The amount of nitrogen which is possibly available to nitrogen leaching and other diffuse N losses can be estimated by two different types of approaches: either by calculating a nitrogen budget (=N input/output budget) or by measuring directly the mineral N content in the soil profile, usually immediately before the start of the main leaching period (Nmin-concentration)

NLIs based on transport terms

Other indicators only (or primarily) refer to the transport properties of the soil, the vadose zone and/or the aquifer.

  • Groundwater vulnerability indices: The widely used groundwater vulnerability indices are based on the concept of the ‘‘intrinsic vulnerability’’ of the groundwater and are used independently from the type of contaminant. They are often utilized with respect to vulnerability for diffuse nitrate pollution from agricultural areas.
  • Approaches based on the hydrology of the soil zone: The Exchange frequency of the soil solution within the effective root zone’ (EF) and similar NLIs are based on the hydrology of the soil zone.

Composite NLI approaches

  • Score-based NLIs: An example for a score based NLI is an aquifer vulnerability map, based on the evaluation and scoring of various environmental frame conditions such as presence or absence of a primary aquifer, depth of the groundwater, soil drainage class, recharge available and land use (Ceplecha et al., 2004)

DRASTIC is the most widely used method to evaluate the intrinsic vulnerability not assigned to a specific chemical pollutant as e. g. nitrate. It evaluates the vunerability based on the hydrogeological structures of the site and considers seven factors (Aller et al., 1987):

  1. Depth to groundwater
  2. Recharge (Net)
  3. Aquifer media
  4. Soil media
  5. Topography (slope)
  6. Impact of unsaturated zone media
  7. Conductivity (hydraulic) of aquifer

Pollution potential is rated for each factor: for example, groundwater deeper than 100 m, the rate value is 1 while the depth between 0-5 m rated as 10. The factors are also weighted for their importance. Then, the vulnerability can be assessed by summing up these seven factors.

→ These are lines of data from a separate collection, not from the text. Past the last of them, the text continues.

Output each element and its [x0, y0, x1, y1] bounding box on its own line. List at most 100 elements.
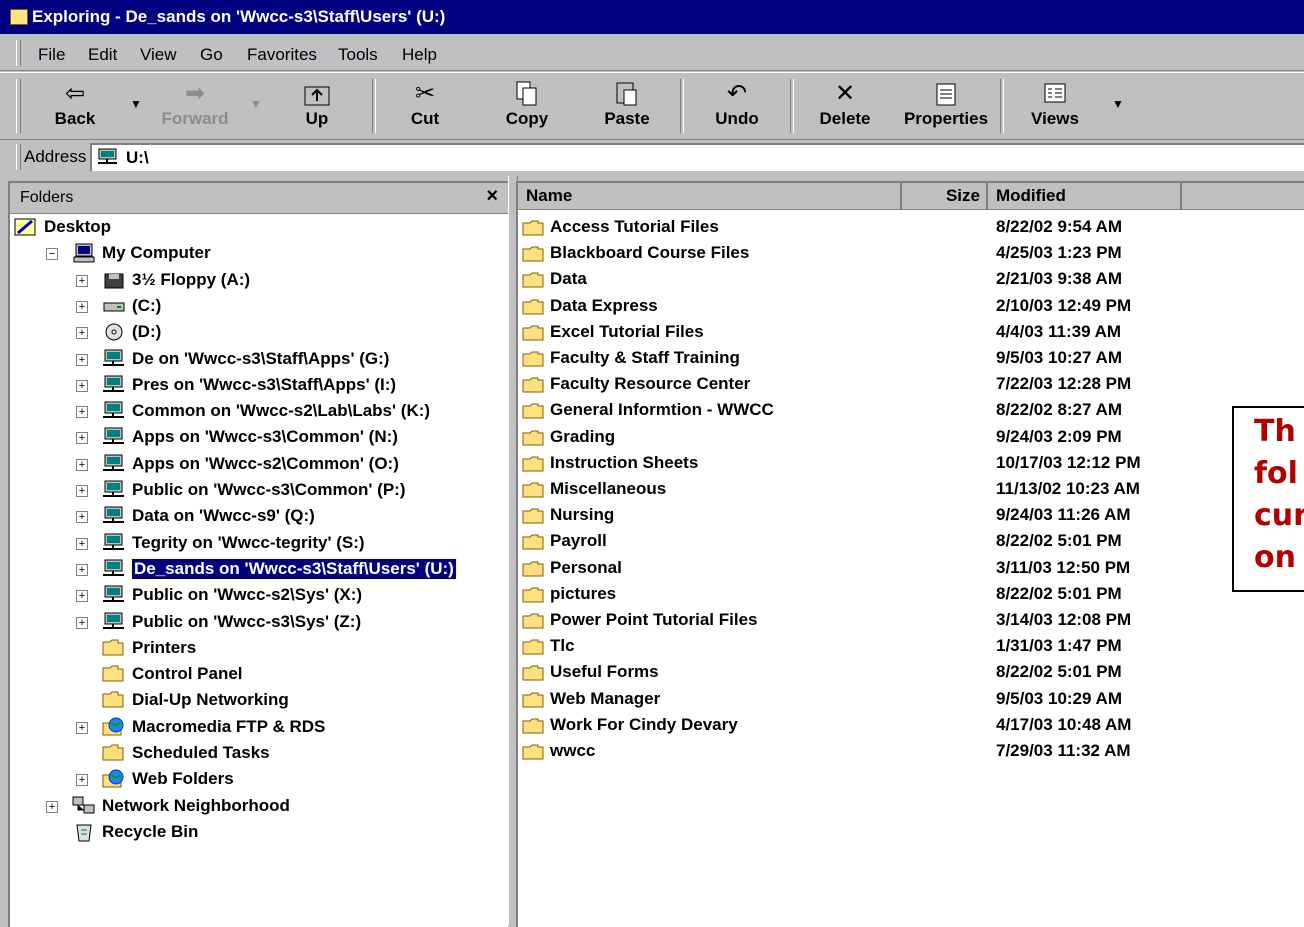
expand-toggle-icon[interactable]: +: [76, 537, 88, 550]
menu-tools[interactable]: Tools: [338, 45, 378, 65]
file-list-row[interactable]: Tlc 1/31/03 1:47 PM: [518, 634, 1278, 660]
menu-file[interactable]: File: [38, 45, 65, 65]
file-list-row[interactable]: Access Tutorial Files 8/22/02 9:54 AM: [518, 215, 1278, 241]
file-list-row[interactable]: Work For Cindy Devary 4/17/03 10:48 AM: [518, 713, 1278, 739]
file-list-row[interactable]: wwcc 7/29/03 11:32 AM: [518, 739, 1278, 765]
file-modified: 7/29/03 11:32 AM: [996, 741, 1131, 760]
network-drive-icon: [102, 401, 124, 421]
file-name: Data Express: [550, 295, 658, 315]
file-name: Miscellaneous: [550, 479, 667, 498]
expand-toggle-icon[interactable]: +: [76, 458, 88, 471]
expand-toggle-icon[interactable]: +: [76, 274, 88, 287]
expand-toggle-icon[interactable]: +: [76, 616, 88, 629]
file-list-row[interactable]: Data 2/21/03 9:38 AM: [518, 267, 1278, 293]
file-modified: 4/17/03 10:48 AM: [996, 714, 1132, 734]
column-header-size[interactable]: Size: [902, 183, 988, 210]
file-list-row[interactable]: Useful Forms 8/22/02 5:01 PM: [518, 660, 1278, 686]
menu-view[interactable]: View: [140, 45, 177, 65]
expand-toggle-icon[interactable]: +: [76, 721, 88, 734]
file-list-row[interactable]: Payroll 8/22/02 5:01 PM: [518, 529, 1278, 555]
menu-go[interactable]: Go: [200, 45, 223, 65]
file-modified: 9/24/03 11:26 AM: [996, 505, 1131, 525]
folders-pane-header: Folders ×: [10, 183, 508, 214]
file-list-row[interactable]: General Informtion - WWCC 8/22/02 8:27 AM: [518, 398, 1278, 424]
file-list-row[interactable]: Nursing 9/24/03 11:26 AM: [518, 503, 1278, 529]
undo-button[interactable]: ↶ Undo: [692, 77, 782, 135]
tree-item-label: Pres on 'Wwcc-s3\Staff\Apps' (I:): [132, 374, 397, 394]
expand-toggle-icon[interactable]: +: [76, 774, 88, 787]
explorer-window-icon[interactable]: [10, 9, 28, 25]
paste-button[interactable]: Paste: [582, 77, 672, 135]
column-header-name[interactable]: Name: [518, 183, 902, 210]
properties-button[interactable]: Properties: [900, 77, 992, 135]
expand-toggle-icon[interactable]: +: [76, 485, 88, 497]
menu-help[interactable]: Help: [402, 45, 437, 65]
folder-icon: [522, 534, 544, 550]
forward-dropdown-icon[interactable]: ▼: [250, 97, 262, 111]
file-list-row[interactable]: Excel Tutorial Files 4/4/03 11:39 AM: [518, 320, 1278, 346]
expand-toggle-icon[interactable]: +: [76, 511, 88, 524]
folders-pane-title: Folders: [20, 189, 74, 206]
address-input[interactable]: [124, 147, 628, 169]
file-name: Data: [550, 269, 587, 289]
tree-item-label: Desktop: [44, 217, 112, 236]
toolbar-grip[interactable]: [16, 79, 21, 133]
file-name: Useful Forms: [550, 662, 659, 682]
forward-button[interactable]: ➡ Forward: [150, 77, 240, 135]
views-button[interactable]: Views: [1010, 77, 1100, 135]
file-list-row[interactable]: Power Point Tutorial Files 3/14/03 12:08 …: [518, 608, 1278, 634]
column-header-modified[interactable]: Modified: [988, 183, 1182, 210]
file-list-row[interactable]: Faculty Resource Center 7/22/03 12:28 PM: [518, 372, 1278, 398]
expand-toggle-icon[interactable]: +: [76, 300, 88, 313]
expand-toggle-icon[interactable]: +: [76, 353, 88, 366]
address-grip[interactable]: [16, 144, 21, 170]
file-list-row[interactable]: Grading 9/24/03 2:09 PM: [518, 425, 1278, 451]
expand-toggle-icon[interactable]: +: [76, 406, 88, 419]
tree-item-label: Dial-Up Networking: [132, 690, 289, 710]
column-header-empty[interactable]: [1182, 183, 1304, 210]
file-list-row[interactable]: Faculty & Staff Training 9/5/03 10:27 AM: [518, 346, 1278, 372]
file-modified: 8/22/02 8:27 AM: [996, 400, 1122, 420]
network-drive-icon: [102, 375, 124, 395]
ftp-icon: [102, 717, 124, 737]
file-name: Faculty Resource Center: [550, 374, 751, 394]
file-list-row[interactable]: Miscellaneous 11/13/02 10:23 AM: [518, 477, 1278, 503]
file-list-row[interactable]: Blackboard Course Files 4/25/03 1:23 PM: [518, 241, 1278, 267]
expand-toggle-icon[interactable]: +: [76, 563, 88, 576]
undo-icon: ↶: [726, 80, 748, 107]
folders-pane: Folders × Desktop − My Computer +3½ Floppy …: [8, 181, 508, 927]
tree-item-label: Printers: [132, 637, 197, 657]
folder-icon: [522, 744, 544, 760]
folder-icon: [522, 430, 544, 446]
file-list-row[interactable]: Web Manager 9/5/03 10:29 AM: [518, 687, 1278, 713]
delete-button[interactable]: ✕ Delete: [800, 77, 890, 135]
file-list-row[interactable]: Data Express 2/10/03 12:49 PM: [518, 294, 1278, 320]
close-icon[interactable]: ×: [486, 185, 498, 208]
cut-button[interactable]: ✂ Cut: [380, 77, 470, 135]
tree-item-label: My Computer: [102, 243, 211, 263]
file-modified: 2/10/03 12:49 PM: [996, 295, 1132, 315]
expand-toggle-icon[interactable]: +: [76, 590, 88, 603]
expand-toggle-icon[interactable]: +: [76, 432, 88, 445]
back-dropdown-icon[interactable]: ▼: [130, 97, 142, 111]
back-button[interactable]: ⇦ Back: [30, 77, 120, 135]
expand-toggle-icon[interactable]: +: [46, 800, 58, 813]
expand-toggle-icon[interactable]: +: [76, 379, 88, 392]
file-modified: 3/11/03 12:50 PM: [996, 557, 1131, 577]
file-modified: 3/14/03 12:08 PM: [996, 610, 1132, 629]
address-box[interactable]: [90, 143, 1304, 171]
expand-toggle-icon[interactable]: +: [76, 327, 88, 340]
tree-item-label: Control Panel: [132, 664, 243, 684]
copy-button[interactable]: Copy: [482, 77, 572, 135]
up-button[interactable]: Up: [272, 77, 362, 135]
menubar-grip[interactable]: [16, 40, 21, 66]
address-label: Address: [24, 147, 87, 166]
menu-edit[interactable]: Edit: [88, 45, 117, 65]
file-list-row[interactable]: Instruction Sheets 10/17/03 12:12 PM: [518, 451, 1278, 477]
file-list-row[interactable]: pictures 8/22/02 5:01 PM: [518, 582, 1278, 608]
file-list-row[interactable]: Personal 3/11/03 12:50 PM: [518, 556, 1278, 582]
menu-favorites[interactable]: Favorites: [247, 45, 317, 65]
views-dropdown-icon[interactable]: ▼: [1112, 97, 1124, 111]
annotation-callout: Th fol cur on: [1232, 406, 1304, 592]
collapse-toggle-icon[interactable]: −: [46, 248, 58, 261]
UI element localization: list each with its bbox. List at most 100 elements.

  • Model-type NLIs: simple equation: Simple equations to estimate nitrate leaching were used by De Jong et al. (2007) in Canada: the authors combindes the amount of residual soil nitrogen, estimated from the annual nitrogen budget with an estimation of nitrate leaching using a simplified water balance.
  • Model-type NLIs, complex approaches: Furter information on the single models can be found in the comprehensive review of Buczko and Kuchenbuch (2010a).

Buczo and Kuchenbuch (2010a) summarised their review as follows:

  • NLIs developed from the “agricultural viewpoint” are usually restricted to the soil zone (what corresponds to the driving force and pressure ADWIs within the DPSLIR-framework in the FAIRWAY project) and estimate the N losses that leave the root zone. The fate of diffuse nitrogen losses – and their impact on the environment, are very much influenced by the properties of the unsaturated (vadose) zone beneath the root zone (thickness, hydraulic conductivity, texture, organic matter content) and the aquifer). The autors conclude, that it is not sufficient to estimate the amount of N that leaves the root zone alone (this is the reason why we introduce the Link indicator for the DPSLIR-framework).
  • The authors criticise a lack of calibration and validation of the NLIs against field data.
  • As each NLI is using another scaling, a comparison between them is hampered.
  • Especially composite NLIs show – related to the number of single components and their weighting – a low relative sensitivity for changing conditions.

Cannova et al. (2008) compiled a review on the modelling of N dynamics in order to assess environmental impact of cropped soils. The spacial scale of most of the models discussed (51 of 62 models studied) was the field scale, followed by the watershed scale (6 models) and the farm scale (4 models). Most of the models operating at farm and watershed scale are indicators.